Érase una vez un pueblo muy bello, rodeado de montañas verdes y altas.
Mi niñez, la pasé con mi abuelo Tomás.
Su fotografía de militar en la ciudad de Cuba presidía una de las paredes de la sala de estar. Lo recuerdo siempre hablando maravillas de esta tierra.
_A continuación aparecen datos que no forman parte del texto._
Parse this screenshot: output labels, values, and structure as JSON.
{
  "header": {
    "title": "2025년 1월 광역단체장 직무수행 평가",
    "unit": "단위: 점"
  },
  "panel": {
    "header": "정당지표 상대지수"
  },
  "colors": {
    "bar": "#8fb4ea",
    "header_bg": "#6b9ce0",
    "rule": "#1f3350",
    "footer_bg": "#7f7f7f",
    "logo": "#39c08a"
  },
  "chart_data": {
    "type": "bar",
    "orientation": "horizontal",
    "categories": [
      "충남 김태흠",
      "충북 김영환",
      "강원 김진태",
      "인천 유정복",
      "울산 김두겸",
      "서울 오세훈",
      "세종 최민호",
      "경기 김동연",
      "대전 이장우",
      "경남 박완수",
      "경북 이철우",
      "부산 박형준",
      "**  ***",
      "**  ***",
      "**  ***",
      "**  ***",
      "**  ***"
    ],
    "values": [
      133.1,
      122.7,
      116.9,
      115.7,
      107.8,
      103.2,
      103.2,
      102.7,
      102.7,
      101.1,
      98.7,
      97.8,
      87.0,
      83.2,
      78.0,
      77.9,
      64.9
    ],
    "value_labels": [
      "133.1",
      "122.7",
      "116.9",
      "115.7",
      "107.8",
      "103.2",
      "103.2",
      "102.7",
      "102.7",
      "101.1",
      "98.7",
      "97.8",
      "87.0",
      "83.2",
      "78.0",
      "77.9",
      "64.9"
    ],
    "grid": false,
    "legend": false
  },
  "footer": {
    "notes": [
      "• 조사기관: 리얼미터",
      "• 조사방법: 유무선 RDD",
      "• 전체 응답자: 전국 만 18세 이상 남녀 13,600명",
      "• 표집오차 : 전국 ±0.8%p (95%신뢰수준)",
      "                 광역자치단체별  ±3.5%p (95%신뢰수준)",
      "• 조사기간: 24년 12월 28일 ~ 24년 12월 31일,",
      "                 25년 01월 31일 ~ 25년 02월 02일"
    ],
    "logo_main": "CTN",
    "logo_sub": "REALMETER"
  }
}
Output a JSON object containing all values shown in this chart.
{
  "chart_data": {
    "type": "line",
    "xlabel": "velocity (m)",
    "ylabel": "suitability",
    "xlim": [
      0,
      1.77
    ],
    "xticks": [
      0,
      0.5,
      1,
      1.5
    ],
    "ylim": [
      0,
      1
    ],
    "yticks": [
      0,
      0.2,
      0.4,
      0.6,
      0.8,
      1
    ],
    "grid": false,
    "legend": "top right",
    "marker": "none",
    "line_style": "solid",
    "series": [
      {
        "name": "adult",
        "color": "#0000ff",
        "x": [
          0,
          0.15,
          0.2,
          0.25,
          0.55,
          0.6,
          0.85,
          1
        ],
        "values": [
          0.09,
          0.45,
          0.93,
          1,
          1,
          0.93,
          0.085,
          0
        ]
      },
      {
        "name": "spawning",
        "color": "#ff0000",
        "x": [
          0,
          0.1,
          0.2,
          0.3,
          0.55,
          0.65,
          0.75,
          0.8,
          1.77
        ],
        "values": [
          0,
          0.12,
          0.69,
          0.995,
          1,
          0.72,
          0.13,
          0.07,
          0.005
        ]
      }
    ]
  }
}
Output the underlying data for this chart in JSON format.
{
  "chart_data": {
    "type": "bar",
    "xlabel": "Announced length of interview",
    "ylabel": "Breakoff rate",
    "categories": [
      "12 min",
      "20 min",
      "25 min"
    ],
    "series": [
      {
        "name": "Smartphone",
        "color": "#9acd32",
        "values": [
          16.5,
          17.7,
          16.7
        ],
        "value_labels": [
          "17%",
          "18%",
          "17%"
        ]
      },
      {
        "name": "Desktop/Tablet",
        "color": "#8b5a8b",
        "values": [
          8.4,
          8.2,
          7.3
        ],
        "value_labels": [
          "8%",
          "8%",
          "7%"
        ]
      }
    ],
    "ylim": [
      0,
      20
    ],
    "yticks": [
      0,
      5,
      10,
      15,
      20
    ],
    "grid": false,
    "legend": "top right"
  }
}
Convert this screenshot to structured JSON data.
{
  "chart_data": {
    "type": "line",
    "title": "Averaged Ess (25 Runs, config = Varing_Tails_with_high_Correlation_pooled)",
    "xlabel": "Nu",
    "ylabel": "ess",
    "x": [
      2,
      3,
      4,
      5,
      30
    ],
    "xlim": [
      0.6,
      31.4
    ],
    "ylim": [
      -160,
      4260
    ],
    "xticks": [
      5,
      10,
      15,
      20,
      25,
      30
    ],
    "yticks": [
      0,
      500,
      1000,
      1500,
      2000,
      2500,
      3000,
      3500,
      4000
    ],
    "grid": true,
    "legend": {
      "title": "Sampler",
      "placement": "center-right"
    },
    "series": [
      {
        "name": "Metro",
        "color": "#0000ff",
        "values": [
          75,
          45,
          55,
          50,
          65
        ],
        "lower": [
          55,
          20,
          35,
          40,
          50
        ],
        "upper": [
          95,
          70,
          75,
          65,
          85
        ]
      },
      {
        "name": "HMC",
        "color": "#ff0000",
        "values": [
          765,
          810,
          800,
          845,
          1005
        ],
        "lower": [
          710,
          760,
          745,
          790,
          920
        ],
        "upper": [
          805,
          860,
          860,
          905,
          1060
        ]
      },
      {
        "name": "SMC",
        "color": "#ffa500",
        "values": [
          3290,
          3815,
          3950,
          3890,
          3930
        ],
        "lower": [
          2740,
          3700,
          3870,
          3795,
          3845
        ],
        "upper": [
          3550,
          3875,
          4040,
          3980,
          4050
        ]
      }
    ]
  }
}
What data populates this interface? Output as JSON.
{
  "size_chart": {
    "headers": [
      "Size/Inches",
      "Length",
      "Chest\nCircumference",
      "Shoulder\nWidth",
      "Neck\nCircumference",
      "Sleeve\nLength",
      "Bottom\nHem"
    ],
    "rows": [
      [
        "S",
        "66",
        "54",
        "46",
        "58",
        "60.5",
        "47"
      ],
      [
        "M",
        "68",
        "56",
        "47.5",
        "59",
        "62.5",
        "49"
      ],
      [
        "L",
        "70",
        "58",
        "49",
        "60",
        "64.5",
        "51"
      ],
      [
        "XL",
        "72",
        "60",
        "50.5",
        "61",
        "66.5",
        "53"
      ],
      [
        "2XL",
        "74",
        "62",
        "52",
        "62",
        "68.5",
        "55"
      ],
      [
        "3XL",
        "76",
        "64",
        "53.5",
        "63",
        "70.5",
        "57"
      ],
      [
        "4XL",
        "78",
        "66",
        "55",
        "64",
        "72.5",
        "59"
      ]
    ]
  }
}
Tanto que desde muy pequeña aprendí a admirarla y amarla sin conocerla.
Los destinos de la vida hicieron que cuando adolescente, me eligieran para representar en mi colegio una obra teatral sobre Cuba.
Me encontraba radiante, con un traje de tarlatana blanco, mi pelo largo y oscuro hasta la cintura y mis manos entonces nacaradas abriendo pausadamente el gran telón verde para dar paso a mis compañeras que hacían de guajiritas, bailando lindas habaneras, mientras el piano al fondo interpretaba tan lindas melodías.
Mientras iba descorriendo el telón, iba entonando una poesía sobre la belleza de la tierra cubana, cuya lectura y a pesar de los años transcurridos la conservo intacta en mi veterana memoria.
Nunca viajé a Cuba, mi querido hijo, mas sus quimeras han perdurado y persistirán por siempre en mi corazón.
Cuba, país de encanto y de color
dulce, risueña y alegre como un rayito de sol.
Cuba, es la isla del ensueño y del amor
rodeada de la mar, con sus campos de tabaco y plantaciones de café,
es cual reina engalanada en su lecho de esmeraldas, con la gran falda tostada y engalanada de encajes que le brindan en virajes las espumas de la playa.
Luce en su cuello moreno, una gargantilla blanca, el mejor orgullo suyo que es la gloria y el orgullo de la belleza cubana. «El gran puerto de La Habana».
Adornan esta nación, muchos ríos que atraviesan y fecundan su riqueza y que en murmullo mimoso, mientras la riegan, la besan.